The European Parliament has just approved the ‘directive on improving the portability of supplementary pension rights’, which foresees minimum standards for ‘second pillar’ occupational pension schemes that should improve the ability of workers to carry the pension rights with them as they move across countries.
The coordination of social security in Europe has already been agreed guaranteeing so-called ‘pension portability’ for Europeans, but this new directive extends this right to supplementary pension systems (the “second pillar”), financed or co-financed by employers.
This directive has been debated since 2005 and has now reached the final stage when the revised draft proposed by the European Commission was signed by both the EP and the Council on 16 April 2014.

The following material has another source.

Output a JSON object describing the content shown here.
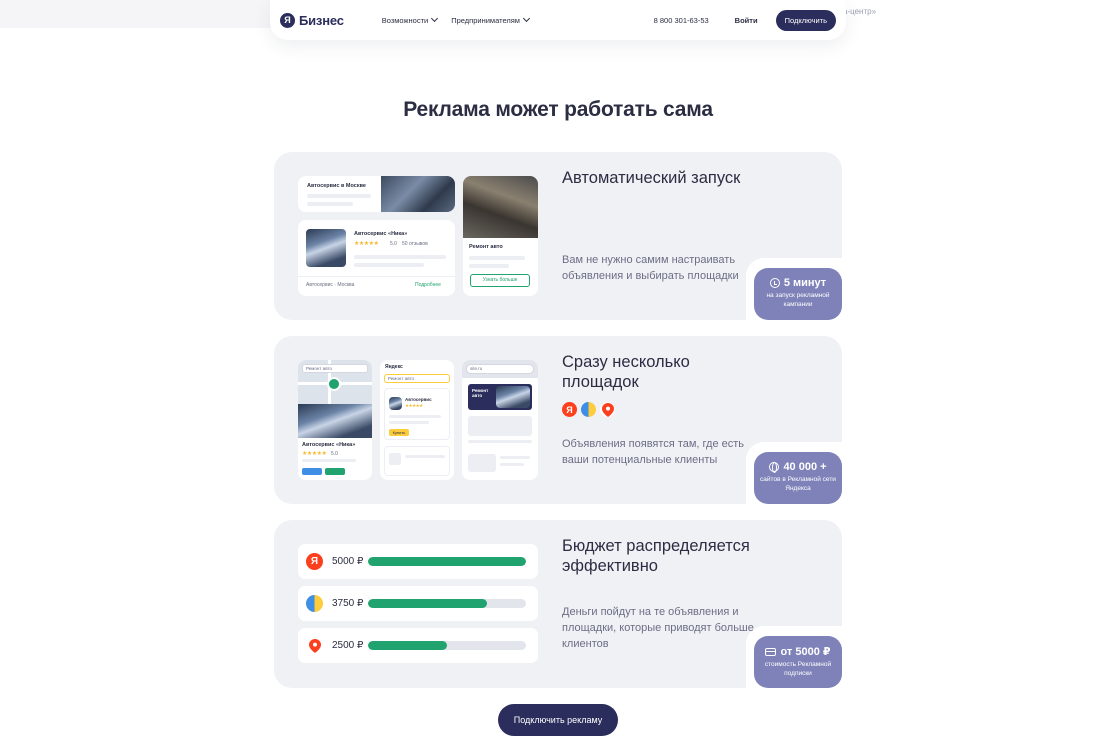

The new rules harmonise the conditions required by a member state: the vesting or waiting period that is necessary to acquire minimum rights from an occupational pension scheme should not be longer than three years and the minimum age for having pension rights guaranteed not be higher than 21. Workers who leave an occupational pension scheme before retirement will still preserve their rights, including indexation, in the same way as workers who stay in the scheme. If a worker has not completed the vesting or waiting period, he or she can be reimbursed of the contributions paid. Those who have left a pension scheme must be informed about the value of their rights. Member States have until 2018 to transpose the directive.
However, the original proposal in 2005 foresaw that pension assets could be transferred to another pension scheme. This proposition would have strengthened the rights of mobile workers even further. While AGE regrets that it was not possible to reach a consensus on this issue, the directive does constitute an important step forward for ensuring that occupational pension beneficiaries’ enjoy an improved set of rights.